While most of Hogan’s analysis is sound, he missed a crucial leg in the quest for full verification coverage and that’s the human factor. Verification 1.0 was carried out by designers. Verification 2.0, particularly with constrained-random simulation, saw the rise of specialized verification teams more at ease with large, software-like projects than RTL code. This separation of skills and responsibilities has a dark side. Designers do not use UVM to explore and test specific aspects of their code prior to commit. They may have a range of linting tools available, perhaps also some existing tests, but no way to quickly and deeply explore the implications of their latest bug fixes, or implementation choices for a new or existing feature. Additionally, as regression testing grows, debugging failures often become a bottleneck when only designers can dig into the RTL code.

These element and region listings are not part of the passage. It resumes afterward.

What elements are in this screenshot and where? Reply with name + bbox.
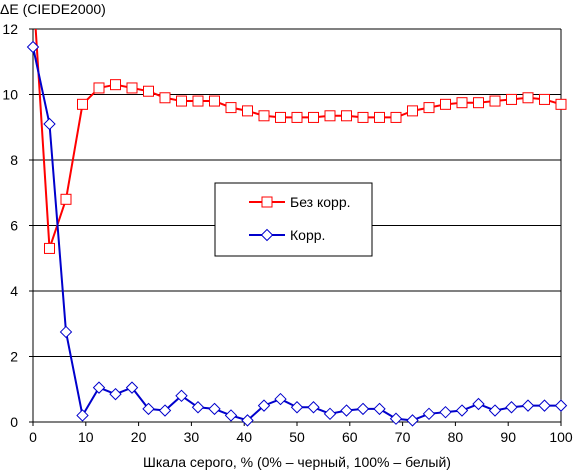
series-2-point <box>554 399 568 412</box>
legend-label-series-1: Без корр. <box>290 194 351 210</box>
series-layer <box>26 29 568 427</box>
series-1-point <box>357 111 369 123</box>
series-2-point <box>307 401 320 414</box>
x-tick-label: 30 <box>184 429 200 445</box>
y-tick-label: 4 <box>10 283 18 299</box>
series-1-point <box>539 93 550 105</box>
series-1-point <box>159 92 171 104</box>
series-1-point <box>110 79 121 91</box>
series-2-point <box>257 399 271 412</box>
x-tick-label: 40 <box>236 429 252 445</box>
series-1-point <box>176 95 187 107</box>
series-2-point <box>92 381 106 394</box>
series-2-point <box>59 325 73 339</box>
legend-label-series-2: Корр. <box>290 227 325 243</box>
series-2-point <box>76 409 89 422</box>
legend: Без корр. Корр. <box>214 182 373 257</box>
x-tick-label: 80 <box>448 429 464 445</box>
series-2-point <box>109 387 122 401</box>
legend-marker-series-2 <box>260 228 274 242</box>
y-tick-label: 8 <box>10 152 18 168</box>
series-1-point <box>258 110 270 122</box>
series-1-point <box>473 97 484 109</box>
series-2-point <box>538 399 551 412</box>
series-1-point <box>456 97 468 109</box>
x-tick-label: 60 <box>342 429 358 445</box>
series-2-point <box>241 414 254 427</box>
series-2-point <box>191 401 205 414</box>
series-2-point <box>208 402 221 416</box>
series-2-point <box>439 405 452 419</box>
series-2-point <box>521 399 535 412</box>
y-axis-title: ΔE (CIEDE2000) <box>0 1 106 17</box>
series-1-point <box>209 95 220 107</box>
y-tick-label: 2 <box>10 349 18 365</box>
series-1-point <box>324 110 336 122</box>
series-1-point <box>44 242 55 254</box>
series-2-point <box>274 392 287 406</box>
x-tick-label: 0 <box>29 429 37 445</box>
series-1-point <box>489 95 501 107</box>
series-2-point <box>505 401 518 414</box>
y-tick-label: 12 <box>2 21 18 37</box>
series-2-point <box>340 404 353 417</box>
series-1-point <box>374 111 385 123</box>
series-2-point <box>455 404 469 417</box>
series-2-point <box>224 409 238 422</box>
series-1-point <box>291 111 303 123</box>
series-1-point <box>126 82 138 94</box>
series-1-point <box>143 85 154 97</box>
series-2-point <box>323 407 337 421</box>
series-1-point <box>192 95 204 107</box>
series-1-point <box>308 111 319 123</box>
series-2-point <box>472 397 485 411</box>
series-2-point <box>422 407 436 421</box>
series-1 <box>34 29 567 254</box>
series-1-point <box>522 92 534 104</box>
series-2-point <box>290 401 304 414</box>
y-ticks: 0 2 4 6 8 10 12 <box>2 21 33 430</box>
series-1-point <box>440 98 451 110</box>
series-1-point <box>275 111 286 123</box>
series-2-point <box>406 414 419 427</box>
series-2-point <box>488 404 502 417</box>
series-1-point <box>407 105 418 117</box>
legend-marker-series-1 <box>261 196 273 208</box>
series-2-point <box>356 402 370 416</box>
series-2-point <box>43 117 56 131</box>
series-1-point <box>225 102 237 114</box>
x-axis-title: Шкала серого, % (0% – черный, 100% – бел… <box>143 454 451 470</box>
x-tick-label: 50 <box>289 429 305 445</box>
series-1-point <box>390 111 402 123</box>
series-2-point <box>158 404 172 417</box>
x-tick-label: 20 <box>131 429 147 445</box>
series-2-point <box>389 412 403 425</box>
series-1-point <box>555 98 567 110</box>
y-tick-label: 0 <box>10 414 18 430</box>
x-ticks: 0 10 20 30 40 50 60 70 80 90 100 <box>29 422 573 445</box>
y-tick-label: 6 <box>10 218 18 234</box>
series-2-point <box>142 402 155 416</box>
series-1-point <box>77 98 88 110</box>
x-tick-label: 70 <box>395 429 411 445</box>
series-2-point <box>125 381 139 394</box>
series-2-point <box>26 40 40 54</box>
x-tick-label: 10 <box>78 429 94 445</box>
y-tick-label: 10 <box>2 87 18 103</box>
series-1-point <box>242 105 253 117</box>
series-1-point <box>93 82 105 94</box>
series-2-point <box>373 402 386 416</box>
series-1-point <box>423 102 435 114</box>
series-1-point <box>60 193 72 205</box>
series-1-point <box>506 93 517 105</box>
legend-box <box>214 182 373 257</box>
series-2 <box>26 40 568 427</box>
series-2-point <box>175 389 188 403</box>
series-1-point <box>341 110 352 122</box>
x-tick-label: 90 <box>500 429 516 445</box>
x-tick-label: 100 <box>549 429 573 445</box>
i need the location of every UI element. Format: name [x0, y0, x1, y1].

Verification 3.0 will have to tackle these shortcomings. There is already evidence, mostly in software but also in hardware, that agile development practices significantly improve quality and efficiency. Formal has a crucial role in agile RTL development. Designers can use formal to explore their code and quickly identify functional, performance, and other issues without the burden of building a full-blown verification environment. While this does not deliver on the promise of “correct by construction” –– SystemC and high-level synthesis did that in part, at least for some specific, datapath-oriented classes of designs –– the implications are significant. Formal experts, on the other hand, are familiar with RTL and, when it comes to debugging assertion failures, they can dive deep into the design, at times to the point of suggesting a comprehensive RTL fix. Pair programming, with less role boundaries and more code sharing, could partly reconcile the design-verification and hardware-software divides.

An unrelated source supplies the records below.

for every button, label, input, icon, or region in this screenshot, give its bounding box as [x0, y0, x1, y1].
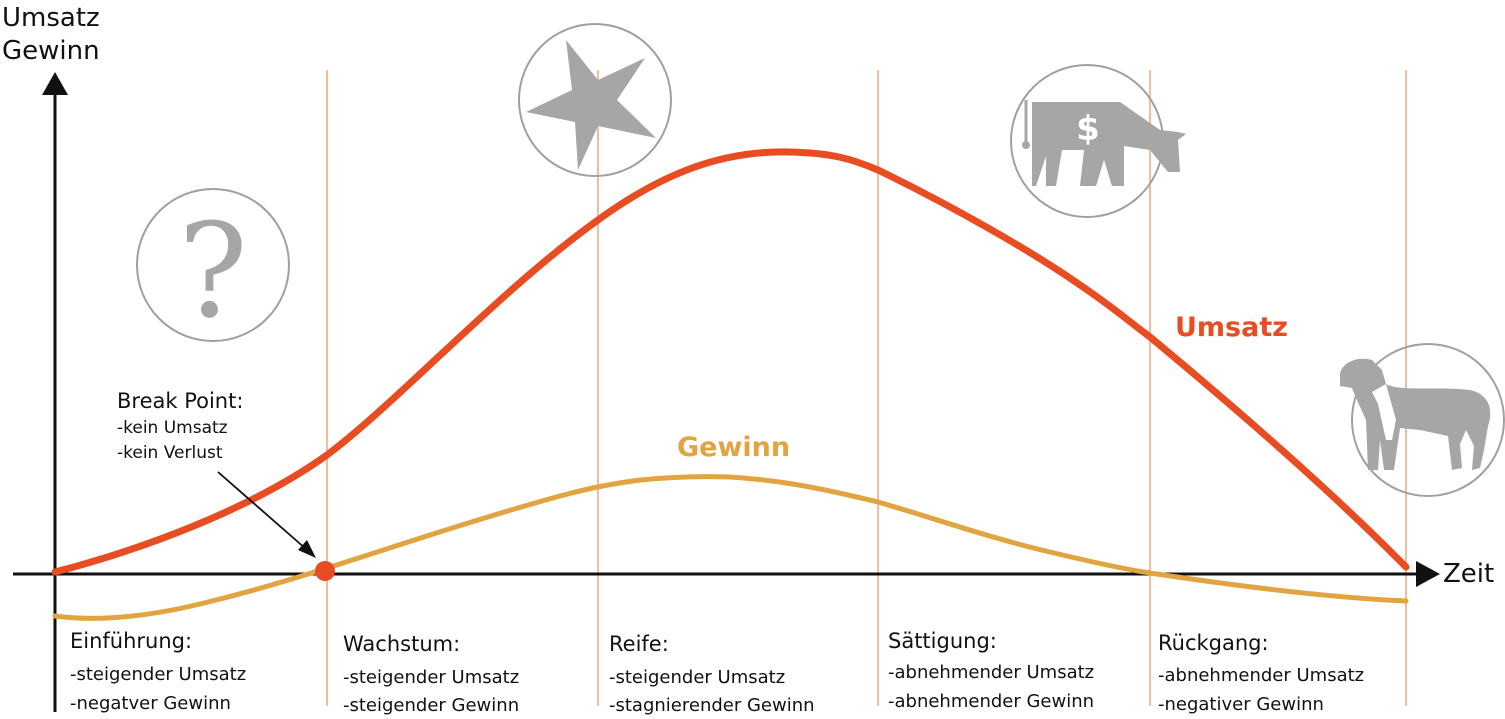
phase-line-1: -steigender Umsatz — [609, 667, 785, 688]
break-point-marker — [315, 561, 335, 581]
break-point-arrow-line — [217, 471, 307, 550]
cash-cow-icon: $ — [1010, 64, 1186, 218]
break-point-line-1: -kein Umsatz — [117, 418, 228, 438]
phase-line-2: -abnehmender Gewinn — [888, 691, 1094, 712]
y-axis-label-gewinn: Gewinn — [2, 36, 100, 66]
y-axis-label-umsatz: Umsatz — [2, 3, 100, 33]
phase-line-1: -abnehmender Umsatz — [888, 662, 1094, 683]
phase-wachstum: Wachstum: -steigender Umsatz -steigender… — [343, 632, 519, 716]
break-point-title: Break Point: — [117, 389, 243, 413]
phase-line-1: -steigender Umsatz — [70, 664, 246, 685]
gewinn-curve — [52, 474, 1409, 621]
phase-title: Wachstum: — [343, 632, 460, 656]
phase-line-1: -abnehmender Umsatz — [1158, 665, 1364, 686]
break-point-annotation: Break Point: -kein Umsatz -kein Verlust — [117, 389, 335, 581]
question-mark-icon: ? — [136, 188, 290, 347]
axes — [13, 72, 1440, 712]
svg-text:?: ? — [178, 195, 248, 347]
phase-title: Einführung: — [70, 629, 192, 653]
phase-line-2: -steigender Gewinn — [343, 695, 519, 716]
phase-line-2: -stagnierender Gewinn — [609, 695, 815, 716]
series-label-umsatz: Umsatz — [1175, 312, 1288, 343]
y-axis-arrow — [42, 72, 68, 95]
phase-saettigung: Sättigung: -abnehmender Umsatz -abnehmen… — [888, 629, 1094, 712]
phase-einfuehrung: Einführung: -steigender Umsatz -negatver… — [70, 629, 246, 714]
break-point-arrow-head — [298, 540, 316, 558]
star-icon — [518, 23, 672, 177]
break-point-line-2: -kein Verlust — [117, 443, 223, 463]
phase-line-2: -negatver Gewinn — [70, 693, 231, 714]
svg-text:$: $ — [1076, 109, 1100, 149]
x-axis-label: Zeit — [1443, 559, 1494, 589]
phase-title: Sättigung: — [888, 629, 997, 653]
phase-rueckgang: Rückgang: -abnehmender Umsatz -negativer… — [1158, 631, 1364, 715]
phase-reife: Reife: -steigender Umsatz -stagnierender… — [609, 632, 815, 716]
series-label-gewinn: Gewinn — [677, 432, 790, 463]
x-axis-arrow — [1416, 561, 1440, 587]
phase-title: Rückgang: — [1158, 631, 1269, 655]
phase-line-1: -steigender Umsatz — [343, 667, 519, 688]
umsatz-curve — [51, 148, 1410, 576]
phase-title: Reife: — [609, 632, 669, 656]
phase-line-2: -negativer Gewinn — [1158, 694, 1324, 715]
dog-icon — [1340, 343, 1505, 497]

Hogan correctly identifies the expanding role of verification. Constrained-random simulation has mostly reached a plateau in scope and adoption. The portable stimulus standard and associated tools will deliver much-needed efficiency for use cases testing at the system level across various platforms. The practice of hiring scores of consultants to implement disposable SoC-level directed tests might soon become a thing of the past. Formal adoption will continue to grow and become essential to address some of toughest challenges of safety and security analysis and verification. Hard to reach, misuse cases—malicious or otherwise—are easy to miss during planning and unlikely to be hit during random testing. No technology more than exhaustive formal has that native inclination to treat safety and security with the attention they increasingly deserve.

Verification 3.0 from Hogan begins a discussion that will be debated at many industry events, engineering meetings and more. Welcome Verification 3.0!



2 comments

Jim Hogan says:

Thanks for the post. It should get interesting.

Sergio Marchese says:

Indeed. Probably the most exciting time to be a verification expert since Specman popularized the role.